W czwartek 25 maja mieszkańcy Bangkoku doświadczyli paraliżu komunikacyjnego. Kilka dużych dróg zostało zalanych, uniemożliwiając dojazd między innymi do szkół. Kto mógł, przesiadał się do publicznych środków transportu. Jak szacują lokalne służby, liczba korzystających z nich pasażerów wzrosła o 20-30 procent.

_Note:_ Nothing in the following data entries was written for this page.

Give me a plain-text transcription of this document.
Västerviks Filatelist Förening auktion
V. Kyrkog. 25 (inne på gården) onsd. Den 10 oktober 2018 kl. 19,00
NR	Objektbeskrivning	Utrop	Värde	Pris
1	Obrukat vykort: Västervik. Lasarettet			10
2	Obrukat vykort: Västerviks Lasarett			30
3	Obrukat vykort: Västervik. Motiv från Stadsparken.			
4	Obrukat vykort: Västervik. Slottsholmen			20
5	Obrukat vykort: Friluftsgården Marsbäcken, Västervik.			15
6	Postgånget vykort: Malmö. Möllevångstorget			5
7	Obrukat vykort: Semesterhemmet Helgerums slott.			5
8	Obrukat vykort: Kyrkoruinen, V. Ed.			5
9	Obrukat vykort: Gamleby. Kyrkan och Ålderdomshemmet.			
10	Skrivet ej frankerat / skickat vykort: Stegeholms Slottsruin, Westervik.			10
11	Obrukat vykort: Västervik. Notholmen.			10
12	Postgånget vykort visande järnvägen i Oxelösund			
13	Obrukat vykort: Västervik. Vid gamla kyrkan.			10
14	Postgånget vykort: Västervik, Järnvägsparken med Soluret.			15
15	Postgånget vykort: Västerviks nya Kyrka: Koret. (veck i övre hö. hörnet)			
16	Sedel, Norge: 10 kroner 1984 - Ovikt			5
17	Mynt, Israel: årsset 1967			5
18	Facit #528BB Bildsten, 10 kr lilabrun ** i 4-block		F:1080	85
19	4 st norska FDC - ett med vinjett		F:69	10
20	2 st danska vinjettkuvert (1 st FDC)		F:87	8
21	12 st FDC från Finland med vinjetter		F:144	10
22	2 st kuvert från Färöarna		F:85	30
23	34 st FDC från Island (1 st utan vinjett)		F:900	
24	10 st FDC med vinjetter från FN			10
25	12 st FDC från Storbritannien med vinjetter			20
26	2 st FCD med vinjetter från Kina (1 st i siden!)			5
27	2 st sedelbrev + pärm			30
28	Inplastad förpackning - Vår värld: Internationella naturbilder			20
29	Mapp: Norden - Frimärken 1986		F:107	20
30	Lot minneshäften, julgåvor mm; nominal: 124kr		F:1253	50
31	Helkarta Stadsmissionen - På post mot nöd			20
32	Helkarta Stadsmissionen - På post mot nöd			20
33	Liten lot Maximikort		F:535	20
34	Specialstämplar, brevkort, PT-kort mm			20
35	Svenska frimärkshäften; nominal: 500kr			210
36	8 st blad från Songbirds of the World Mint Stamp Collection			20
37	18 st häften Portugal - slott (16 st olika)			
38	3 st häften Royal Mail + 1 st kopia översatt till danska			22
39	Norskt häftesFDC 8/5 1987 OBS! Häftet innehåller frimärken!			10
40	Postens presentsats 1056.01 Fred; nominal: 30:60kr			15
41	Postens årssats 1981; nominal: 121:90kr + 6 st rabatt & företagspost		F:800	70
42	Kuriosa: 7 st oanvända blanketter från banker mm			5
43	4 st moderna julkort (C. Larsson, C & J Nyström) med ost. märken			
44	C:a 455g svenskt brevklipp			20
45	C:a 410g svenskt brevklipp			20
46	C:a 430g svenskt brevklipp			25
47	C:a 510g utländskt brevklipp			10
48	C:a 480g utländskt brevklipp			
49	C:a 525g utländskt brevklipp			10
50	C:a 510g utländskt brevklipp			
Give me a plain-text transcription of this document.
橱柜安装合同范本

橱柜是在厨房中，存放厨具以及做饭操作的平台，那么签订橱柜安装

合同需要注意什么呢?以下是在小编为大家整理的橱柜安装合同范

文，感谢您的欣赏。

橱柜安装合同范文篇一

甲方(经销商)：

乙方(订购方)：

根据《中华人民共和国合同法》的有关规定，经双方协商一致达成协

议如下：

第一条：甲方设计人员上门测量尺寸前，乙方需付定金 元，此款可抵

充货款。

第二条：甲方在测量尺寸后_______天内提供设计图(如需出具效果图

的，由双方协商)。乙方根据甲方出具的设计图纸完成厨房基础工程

Metropolitalna Administracja Bangkoku przyznaje, że nie może poradzić sobie z nadmiarem wody po ulewach. Eksperci zaznaczają, że to wina infrastruktury. Dopóki system odprowadzania wody z ulic nie zostanie przeprojektowany, dopóty problem będzie się powtarzać.
Będą kolejne opady
Tajlandzki Departament Meteorologiczny ostrzegł, że spadnie jeszcze więcej deszczu. Padać ma przede wszystkim w północnej i środkowej części kraju. Prawdopodobieństwo, że znów zaleje Bangkok, wynosi 70 procent. Stanie się tak dlatego, że nad Morzem Andamańskim i Tajlandią znajduje się silny południowo-zachodni monsun, a nad Morzem Południowochińskim - niż.